Book Review: Juniper, Gentian and Rosemary
Juniper, Gentian and Rosemary
Tor, 350 pages
Juniper, Gentian and Rosemary are sisters growing up in Minnesota. Juniper, called Junie, is a teenager, prone to moody fits. Gentian is on the cusp of being a teenager. She has a telescope and wants to be an astronomer. Rosemary, at 11, is the youngest.
Gentian is mostly the anchor for the story. She has a group of friends who call themselves the Giant Ants (riffing off a lit ref I didn’t get): Bethany, a poet, Alma, who loves to dance, Steph, who I didn’t get a sense of, and Erin, who is OK with being mistaken for a boy sometimes… They’re all middle schoolers, so boys are just starting to enter the picture.
Speaking of boys: enter Dominic, next door neighbor, who always wears black, and always speaks in quotations, much to the exasperation of Gentian. Everything from Heinlein, to Shakespeare, to Euclid. All of which the characters recognize, even if they can’t make sense of why he’s talking in riddles.
Supernatural-ish elements start to creep in about Dominic and his house, which is the ugly, modern new house on the block. Gentian starts to have trouble with her telescope– Dominic’s house starts getting in the way of her observations. And Dominic wants their help building something. Almost to the last third of the book, the supernatural elements are hints, surrounding a book where very little plot seems to go on, there’s talking and quoting, and some of the exasperated bickering that goes on in families or groups of friends who are practically family.
Also, I noticed that Giant Ants are really well read- Bethany in the poetry she loves, that’s a given, but all of the characters, are comfortable quoting Shakespeare and 19th century poets and throwing around bon mots from Euclid and… really?

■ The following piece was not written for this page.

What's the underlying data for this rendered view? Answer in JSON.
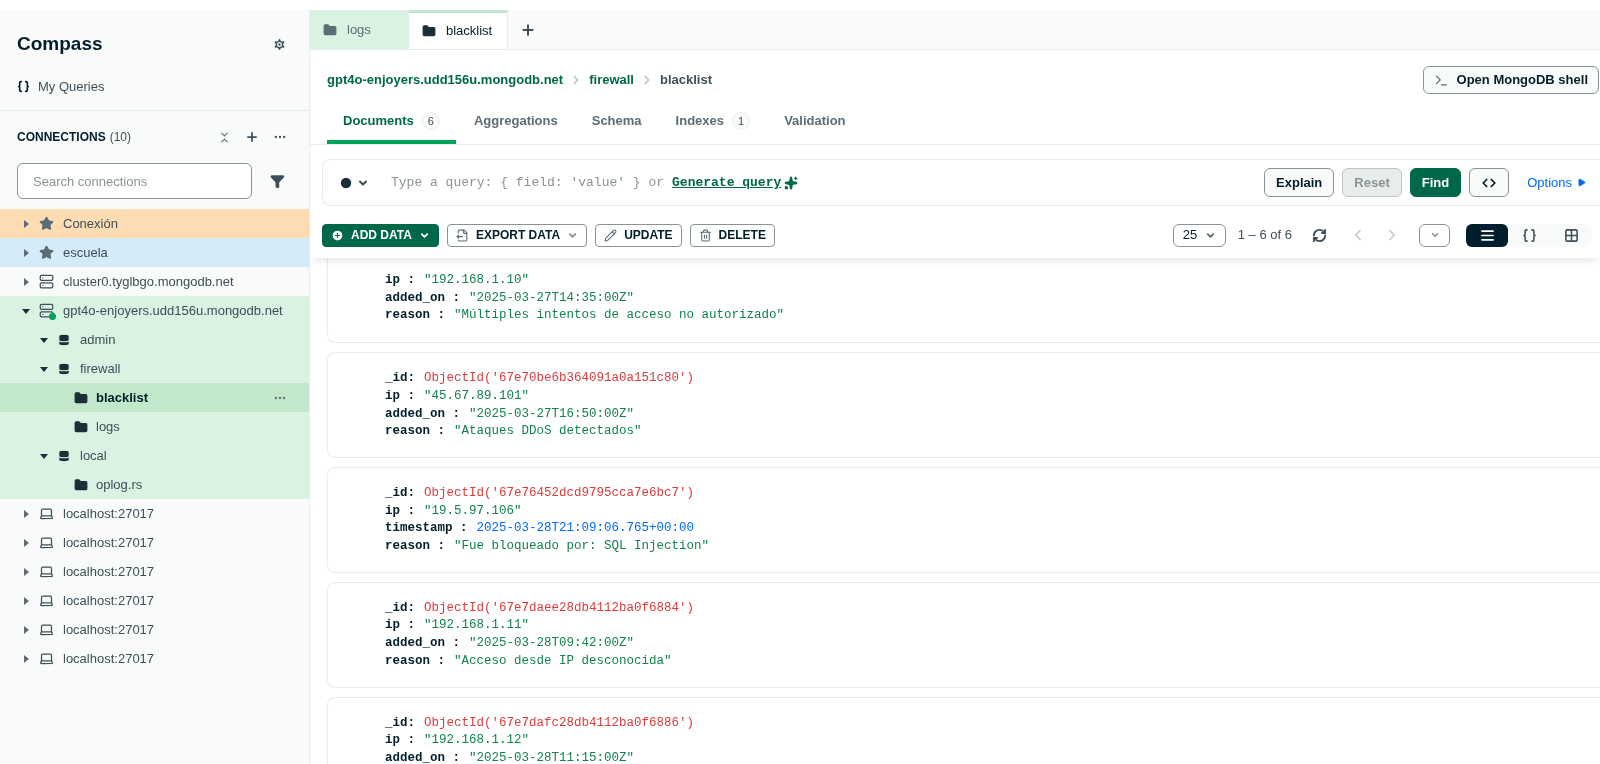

Aren’t these girls 16 and 13? The entire family, and the narrative about them is cranked up to a level of prose and conversation that started to bleed into my own writing and speaking. I’ve noticed I tend to rely heavily on multisyllabic adjectives in speaking and writing, after having read this.
I also feel, sheepishly, that I am neither sufficiently well read, nor able to pull relevant literary quotes together with such alacrity as these characters do. (See? “alacrity!”) Perhaps I’ve read too much junk, or should blame the Internet. And I should certainly tuck myself away and read some Dickens or some C.S. Lewis or Brontes, Or Keats. These preteens are wise and academic in a way that feels out of my league. I remember feeling similarly about some sections of Madeleine L’Engle. I have to be more well, and widely read, to keep up with authors who work with such a diverse playing field for their allusions in popular fiction.
wanted to love this book. I’m a huge, huge fan of Dean’s Tam Lin. I must have read it dozens of times, and I’ll happily read it again. The overblown, and sometimes overwrought vocabulary and literary references crop up to an extent in Tam Lin. I think they’re more balanced, there, though, by the fact that all the characters are in college. And, by the fact that it’s a better book on many counts. Here, the story and its supernatural/folk elements felt tacked together hastily, in a way that wasn’t satisfying.
I shall have to go read Tam Lin again. And, possibly, the abovementioned classics.